By bADVERTISING.
Once again here’s another fashionably late straight to DVD double-bill. Maybe ‘Belated Reviews’ could become a regular feature. No? Ok, fair enough…
Franco-Belgian horror The Pack starts promisingly enough, clearly taking inspiration from recent continental horror efforts like Haute Tension and Martyrs. Charlotte (Emilie Dequenne) drives through the grey French countryside, puffing cigarettes and listening to French punk music. Clearly designed to be an intelligent, take-no-shit modern kind of girl, she nevertheless breaks horror movie survival rule #15 – ‘don’t pick up the the hitchhiker’ – and travels on to a rural truck-stop known locally as La Spack, named after it’s sinister looking landlady (Yolande Moreau). Naturally, things start to go wrong…
The Pack’s opening gambit is more effective if you’re familiar with the tropes of modern French horror. These new ultraviolet and nihilistic films often feature strong female leads and washed-out, queasy colour-ranges, and so the first 20 minutes or so crackle with a sense of foreboding. The expectation is that the film will devolve into something nasty and grimy. And to an extent, it does – Charlotte is kidnapped and caged, and her blood is drawn from an elaborate and unsanitary looking home-made contraption. However, the film starts to stutter when the reasons for Charlotte’s incarceration are revealed.
It turns out that the frumpy La Spack is the mother of a pack of ground-dwelling zombie-cannibals, and they need feeding. While the creatures are well designed and certainly look terrifying enough, it feels like they are revealed too early, undermining the good work done at the start of the film and dissipating the sense of dread. Moving from suspenseful horror-mystery to creature-feature just isn’t quite handled all that well and the picture continues on its wayward trajectory until the end, culminating in a twisty ending that feels tacked on, as though the film-makers felt obliged to do it. Ultimately, The Pack feels somewhat like a missed opportunity, especially given its strong start.
At least Risen can’t be charged with the same offence as The Pack, because it doesn’t even start well. It tells the tale of real life championship boxer and ‘Welsh Wizard’ Howard Winestone (Stuart Brennan), who rose to prominence in the 1960’s and became something of a Welsh sporting hero. Risen follows Howard from an industrial accident in his home town of Merthyr Tydfil, through to his fights for the World Championship title that became his obsession.

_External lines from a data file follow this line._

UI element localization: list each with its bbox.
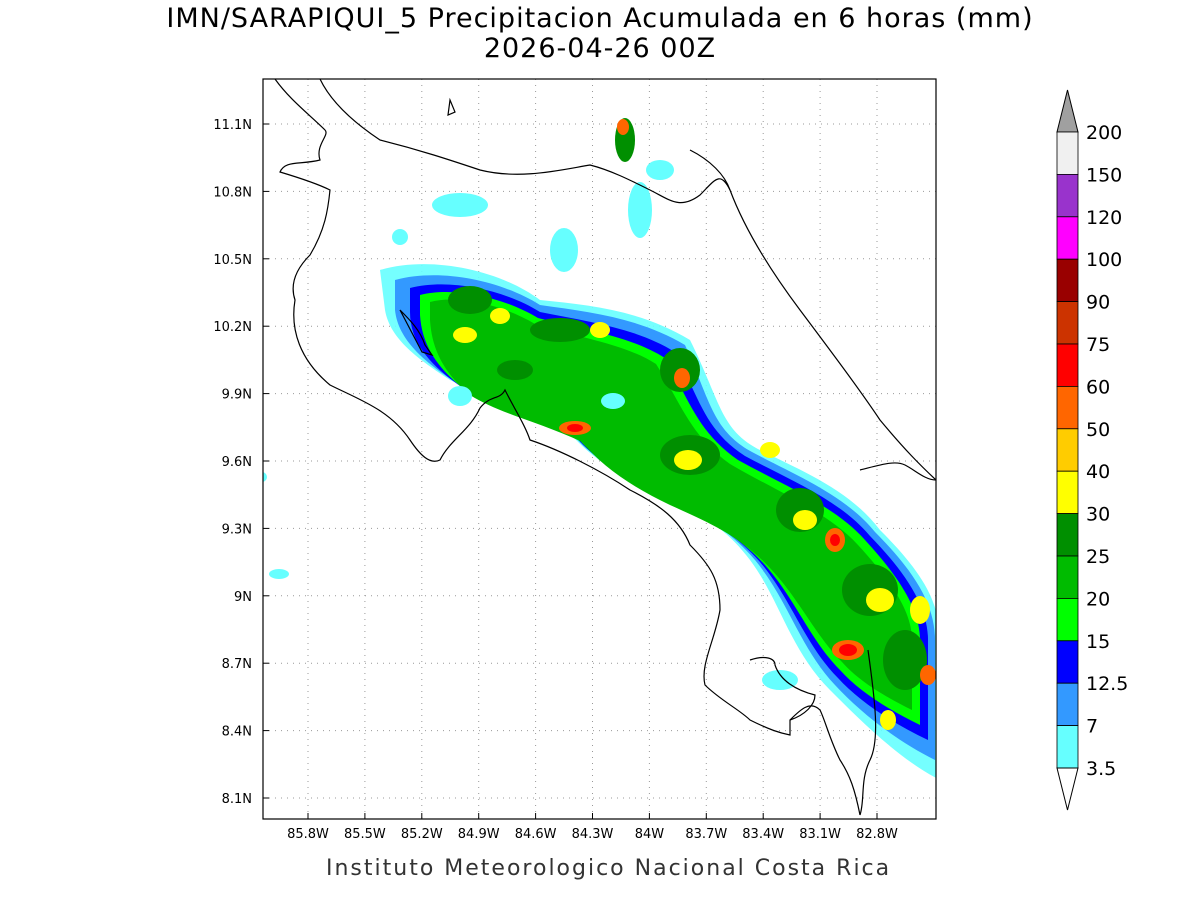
x-tick-label: 85.8W [287,827,329,842]
coastline [274,79,936,816]
colorbar-label: 3.5 [1086,758,1116,780]
x-tick-label: 84.3W [572,827,614,842]
y-tick-label: 10.5N [213,253,252,268]
colorbar-label: 120 [1086,207,1122,229]
y-tick-label: 8.1N [222,792,252,807]
colorbar-segment [1056,216,1079,260]
x-tick-label: 82.8W [856,827,898,842]
colorbar-segment [1056,131,1079,175]
colorbar-segment [1056,301,1079,345]
colorbar-segment [1056,682,1079,727]
longitude-axis: 85.8W 85.5W 85.2W 84.9W 84.6W 84.3W 84W 83.7W 83… [287,813,898,842]
colorbar-label: 200 [1086,122,1122,144]
colorbar-label: 90 [1086,292,1110,314]
colorbar-segment [1056,385,1079,430]
colorbar-label: 75 [1086,334,1110,356]
map-title: IMN/SARAPIQUI_5 Precipitacion Acumulada … [166,3,1034,34]
y-tick-label: 10.8N [213,185,252,200]
y-tick-label: 8.4N [222,725,252,740]
colorbar-segment [1056,343,1079,387]
colorbar-label: 60 [1086,376,1110,398]
x-tick-label: 84.9W [458,827,500,842]
colorbar-segment [1056,555,1079,599]
map-frame [262,78,937,820]
colorbar-label: 7 [1086,716,1098,738]
colorbar: 200 150 120 100 90 75 60 50 40 30 25 20 15 12.5 7 3.5 [1056,89,1128,811]
y-tick-label: 9.6N [222,455,252,470]
colorbar-segment [1056,640,1079,684]
colorbar-cap-top [1056,89,1079,133]
x-tick-label: 83.1W [799,827,841,842]
precipitation-field [263,118,936,778]
y-tick-label: 10.2N [213,320,252,335]
y-tick-label: 9.3N [222,522,252,537]
map-grid [263,79,936,819]
colorbar-cap-bottom [1056,767,1079,811]
colorbar-label: 25 [1086,546,1110,568]
colorbar-label: 12.5 [1086,673,1128,695]
colorbar-segment [1056,258,1079,303]
x-tick-label: 84.6W [515,827,557,842]
colorbar-label: 50 [1086,419,1110,441]
colorbar-label: 150 [1086,164,1122,186]
y-tick-label: 9N [234,590,252,605]
colorbar-label: 100 [1086,249,1122,271]
colorbar-label: 30 [1086,504,1110,526]
x-tick-label: 85.2W [401,827,443,842]
colorbar-label: 20 [1086,588,1110,610]
colorbar-segment [1056,173,1079,218]
x-tick-label: 84W [635,827,665,842]
footer-credit: Instituto Meteorologico Nacional Costa R… [326,856,892,881]
colorbar-label: 40 [1086,461,1110,483]
colorbar-segment [1056,725,1079,769]
colorbar-label: 15 [1086,631,1110,653]
colorbar-segment [1056,513,1079,557]
x-tick-label: 83.7W [685,827,727,842]
y-tick-label: 8.7N [222,657,252,672]
y-tick-label: 9.9N [222,388,252,403]
latitude-axis: 11.1N 10.8N 10.5N 10.2N 9.9N 9.6N 9.3N 9N 8.7N 8.… [213,118,269,807]
colorbar-segment [1056,470,1079,515]
colorbar-segment [1056,598,1079,642]
map-date: 2026-04-26 00Z [483,33,717,64]
x-tick-label: 83.4W [742,827,784,842]
x-tick-label: 85.5W [344,827,386,842]
colorbar-segment [1056,428,1079,472]
y-tick-label: 11.1N [213,118,252,133]
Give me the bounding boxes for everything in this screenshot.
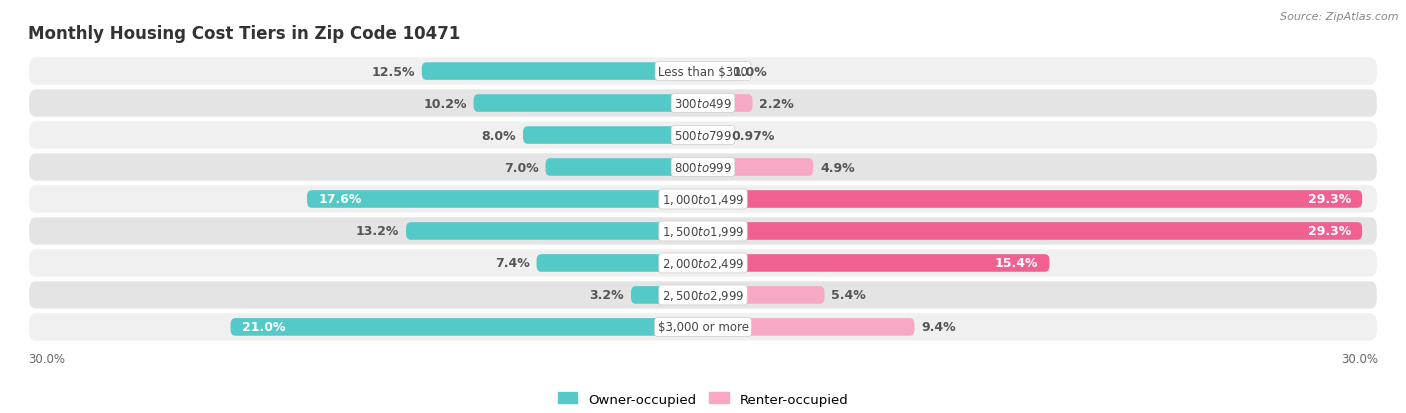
FancyBboxPatch shape xyxy=(631,287,703,304)
Text: $800 to $999: $800 to $999 xyxy=(673,161,733,174)
FancyBboxPatch shape xyxy=(703,127,725,145)
Text: 29.3%: 29.3% xyxy=(1308,225,1351,238)
FancyBboxPatch shape xyxy=(28,217,1378,246)
FancyBboxPatch shape xyxy=(703,159,813,176)
Text: 9.4%: 9.4% xyxy=(921,320,956,334)
Text: Less than $300: Less than $300 xyxy=(658,65,748,78)
FancyBboxPatch shape xyxy=(703,95,752,113)
Text: Monthly Housing Cost Tiers in Zip Code 10471: Monthly Housing Cost Tiers in Zip Code 1… xyxy=(28,24,461,43)
Text: $1,500 to $1,999: $1,500 to $1,999 xyxy=(662,224,744,238)
FancyBboxPatch shape xyxy=(703,191,1362,208)
FancyBboxPatch shape xyxy=(28,249,1378,278)
Text: 30.0%: 30.0% xyxy=(1341,352,1378,365)
Text: 10.2%: 10.2% xyxy=(423,97,467,110)
FancyBboxPatch shape xyxy=(422,63,703,81)
Text: $1,000 to $1,499: $1,000 to $1,499 xyxy=(662,192,744,206)
Text: 1.0%: 1.0% xyxy=(733,65,768,78)
Text: Source: ZipAtlas.com: Source: ZipAtlas.com xyxy=(1281,12,1399,22)
FancyBboxPatch shape xyxy=(703,254,1049,272)
Text: $3,000 or more: $3,000 or more xyxy=(658,320,748,334)
FancyBboxPatch shape xyxy=(703,63,725,81)
Text: $2,500 to $2,999: $2,500 to $2,999 xyxy=(662,288,744,302)
FancyBboxPatch shape xyxy=(537,254,703,272)
Text: 15.4%: 15.4% xyxy=(994,257,1038,270)
FancyBboxPatch shape xyxy=(703,287,824,304)
FancyBboxPatch shape xyxy=(703,223,1362,240)
FancyBboxPatch shape xyxy=(28,153,1378,182)
Text: 2.2%: 2.2% xyxy=(759,97,794,110)
FancyBboxPatch shape xyxy=(546,159,703,176)
FancyBboxPatch shape xyxy=(28,121,1378,150)
Text: 5.4%: 5.4% xyxy=(831,289,866,302)
FancyBboxPatch shape xyxy=(28,313,1378,342)
Text: 29.3%: 29.3% xyxy=(1308,193,1351,206)
Text: 4.9%: 4.9% xyxy=(820,161,855,174)
FancyBboxPatch shape xyxy=(28,280,1378,310)
FancyBboxPatch shape xyxy=(28,185,1378,214)
FancyBboxPatch shape xyxy=(28,89,1378,119)
FancyBboxPatch shape xyxy=(703,318,914,336)
Text: 7.0%: 7.0% xyxy=(503,161,538,174)
Text: 21.0%: 21.0% xyxy=(242,320,285,334)
FancyBboxPatch shape xyxy=(307,191,703,208)
FancyBboxPatch shape xyxy=(231,318,703,336)
FancyBboxPatch shape xyxy=(406,223,703,240)
Text: 13.2%: 13.2% xyxy=(356,225,399,238)
Legend: Owner-occupied, Renter-occupied: Owner-occupied, Renter-occupied xyxy=(553,387,853,411)
FancyBboxPatch shape xyxy=(28,57,1378,87)
Text: 12.5%: 12.5% xyxy=(371,65,415,78)
Text: $2,000 to $2,499: $2,000 to $2,499 xyxy=(662,256,744,270)
FancyBboxPatch shape xyxy=(523,127,703,145)
Text: $500 to $799: $500 to $799 xyxy=(673,129,733,142)
Text: 7.4%: 7.4% xyxy=(495,257,530,270)
Text: 8.0%: 8.0% xyxy=(482,129,516,142)
Text: 3.2%: 3.2% xyxy=(589,289,624,302)
Text: 0.97%: 0.97% xyxy=(731,129,775,142)
FancyBboxPatch shape xyxy=(474,95,703,113)
Text: 17.6%: 17.6% xyxy=(318,193,361,206)
Text: $300 to $499: $300 to $499 xyxy=(673,97,733,110)
Text: 30.0%: 30.0% xyxy=(28,352,65,365)
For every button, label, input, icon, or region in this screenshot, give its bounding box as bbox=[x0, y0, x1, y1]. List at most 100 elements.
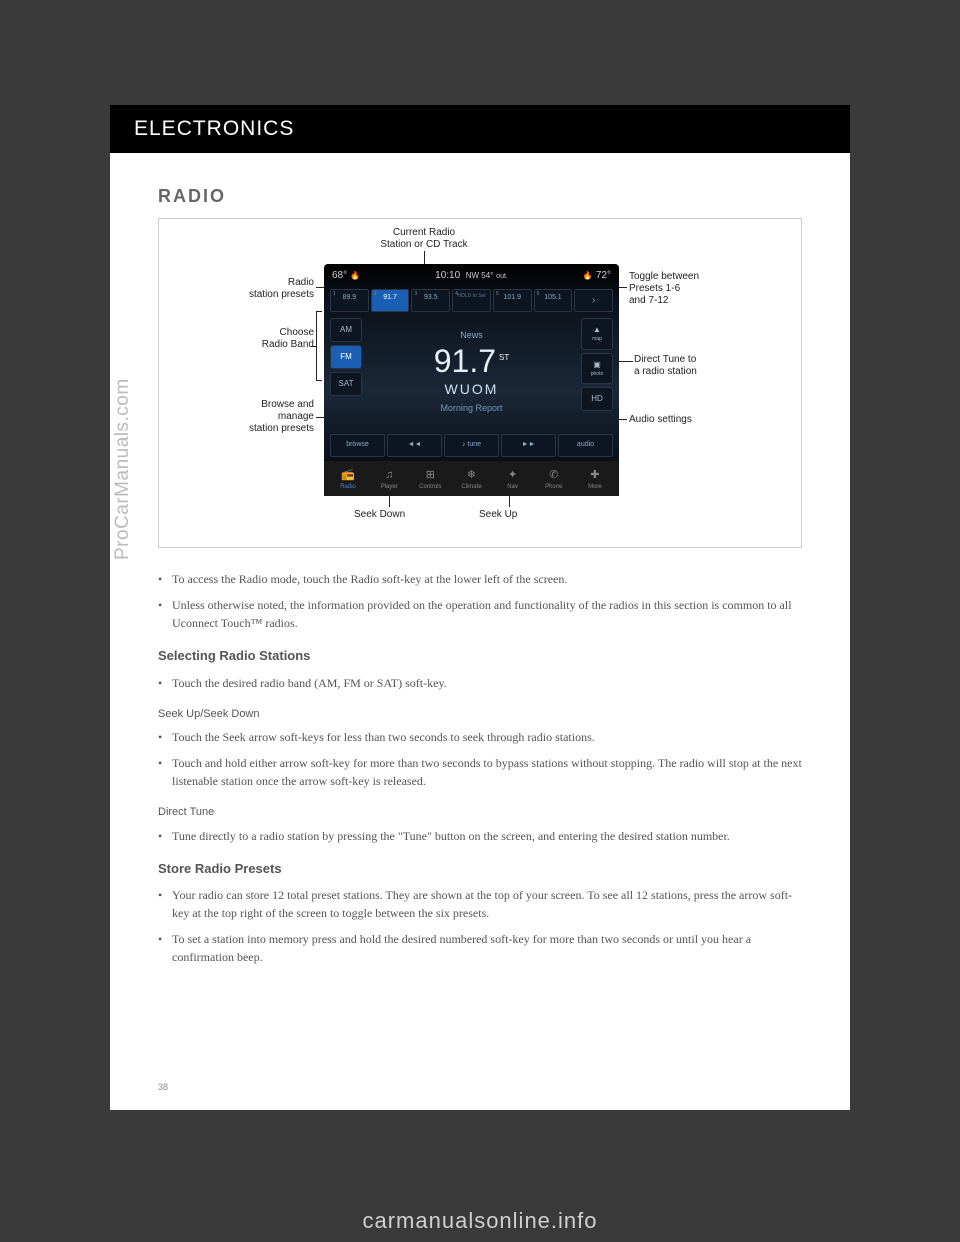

The story is packed with potential, but unfortunately the film is hamstrung at almost every turn by a low budget, almost non-existent production values and some atrocious acting. It almost feels mean to have a go at the film, but given that someone, somewhere spent their hard earned cash on making it, it should be able to justify its existence. Leading man Brennan is passable, if not entirely engaging, but his supporting cast range from ‘okay’ to truly awful. Recognisable face John Noble (LOTR’s King Denethor) as Howard’s trainer Eddie Thomas spectacularly fails at accents; his Welsh lilt flitting somewhere between a bad Richard Burton impression and Mel Gibson’s Braveheart.
A lot of the time you can’t really hear Noble’s accent however (a mixed blessing), as the sound design is truly terrible. Characters mutter their lines or shout over the top of each other, with one particular scene where Howard finds out he’s due to fight for the British Championship belt rendered completely unintelligible as three men talk over each other.
But this is a boxing film – the fights are most important, right? Well, in Risen’s defence, the hits look real, and hard. Cinematically though, they are un-stylish. One fight with reigning Champion Vicente Saldivar (Erik Morales) is shot almost entirely in slow motion and set, of all things, to Moonlight Sonata, just serves to magnify the uninspiring choreography. Howard’s home life was clearly somewhat troubled in real life, but here it feels soap opera-esque – this fact magnified by cheap sets and bad lighting.
Parallels drawn on the DVD’s cover to Raging Bull are certainly not to be trusted. Unfortunately Risen lets down the legacy of a real Welsh hero.